Norway's Bryggen Shipping International has temporarily reduced its fleet to just six tankers but its parent company still delivering profits.
The Bergen-based chemical tanker operator's holding company, Laxevaag Tankers, has reported a pre-tax profit of NOK 39m ($4.7m), down from NOK 46m in 2019.
Revenue was relatively stable slipping from 699m to NOK 662m.
Four years ago Bryggen had a fleet of 20 tankers on period charter. But due to market conditions, the fleet shrank in 2017 and in 2018. Of today's fleet of six tankers, four are chartered from National Chemical Carriers (NCC) of Saudi Arabia.
In the annual report for 2020, the privately owned company said that Bryggen is in a sound financial condition.
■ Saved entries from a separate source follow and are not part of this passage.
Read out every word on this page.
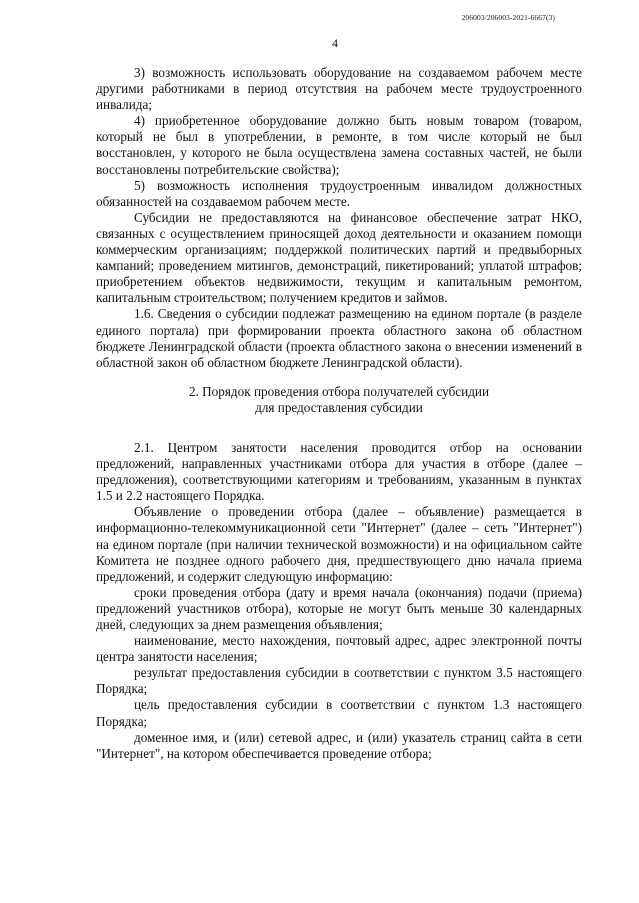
206003/206003-2021-6667(3)
4

3) возможность использовать оборудование на создаваемом рабочем месте другими работниками в период отсутствия на рабочем месте трудоустроенного инвалида;

4) приобретенное оборудование должно быть новым товаром (товаром, который не был в употреблении, в ремонте, в том числе который не был восстановлен, у которого не была осуществлена замена составных частей, не были восстановлены потребительские свойства);

5) возможность исполнения трудоустроенным инвалидом должностных обязанностей на создаваемом рабочем месте.

Субсидии не предоставляются на финансовое обеспечение затрат НКО, связанных с осуществлением приносящей доход деятельности и оказанием помощи коммерческим организациям; поддержкой политических партий и предвыборных кампаний; проведением митингов, демонстраций, пикетирований; уплатой штрафов; приобретением объектов недвижимости, текущим и капитальным ремонтом, капитальным строительством; получением кредитов и займов.

1.6. Сведения о субсидии подлежат размещению на едином портале (в разделе единого портала) при формировании проекта областного закона об областном бюджете Ленинградской области (проекта областного закона о внесении изменений в областной закон об областном бюджете Ленинградской области).

2. Порядок проведения отбора получателей субсидии
для предоставления субсидии

2.1. Центром занятости населения проводится отбор на основании предложений, направленных участниками отбора для участия в отборе (далее – предложения), соответствующими категориям и требованиям, указанным в пунктах 1.5 и 2.2 настоящего Порядка.

Объявление о проведении отбора (далее – объявление) размещается в информационно-телекоммуникационной сети "Интернет" (далее – сеть "Интернет") на едином портале (при наличии технической возможности) и на официальном сайте Комитета не позднее одного рабочего дня, предшествующего дню начала приема предложений, и содержит следующую информацию:

сроки проведения отбора (дату и время начала (окончания) подачи (приема) предложений участников отбора), которые не могут быть меньше 30 календарных дней, следующих за днем размещения объявления;

наименование, место нахождения, почтовый адрес, адрес электронной почты центра занятости населения;

результат предоставления субсидии в соответствии с пунктом 3.5 настоящего Порядка;

цель предоставления субсидии в соответствии с пунктом 1.3 настоящего Порядка;

доменное имя, и (или) сетевой адрес, и (или) указатель страниц сайта в сети "Интернет", на котором обеспечивается проведение отбора;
Tim Haagenssen, who heads Bryggen with his father Tore, told the Norwegian financial daily newspaper Finansavisen he believes the company will deliver solid results also in 2021.
Results for Laxevaag Tankers also includes those of its shipbroking outfit, Network Chartering International.
The broker specialises in chemical tankers, with a focus on fertilisers, vegetable oils, acids and other chemical cargoes. It is involved in commercial management of third-party tonnage, time charters, and sale and purchase, as well as serving as exclusive broker for Bryggen's ships.
Laxevaag said Bryggen and Network are positioning themselves to exploit volatile markets both by chartering tonnage and securing cargo contracts.
The companies were started in 2010 by Tore Haagensen, who earlier worked with Odfjell.
At the end of 2020 Laxevaag Tankers had a book equity of NOK 151m.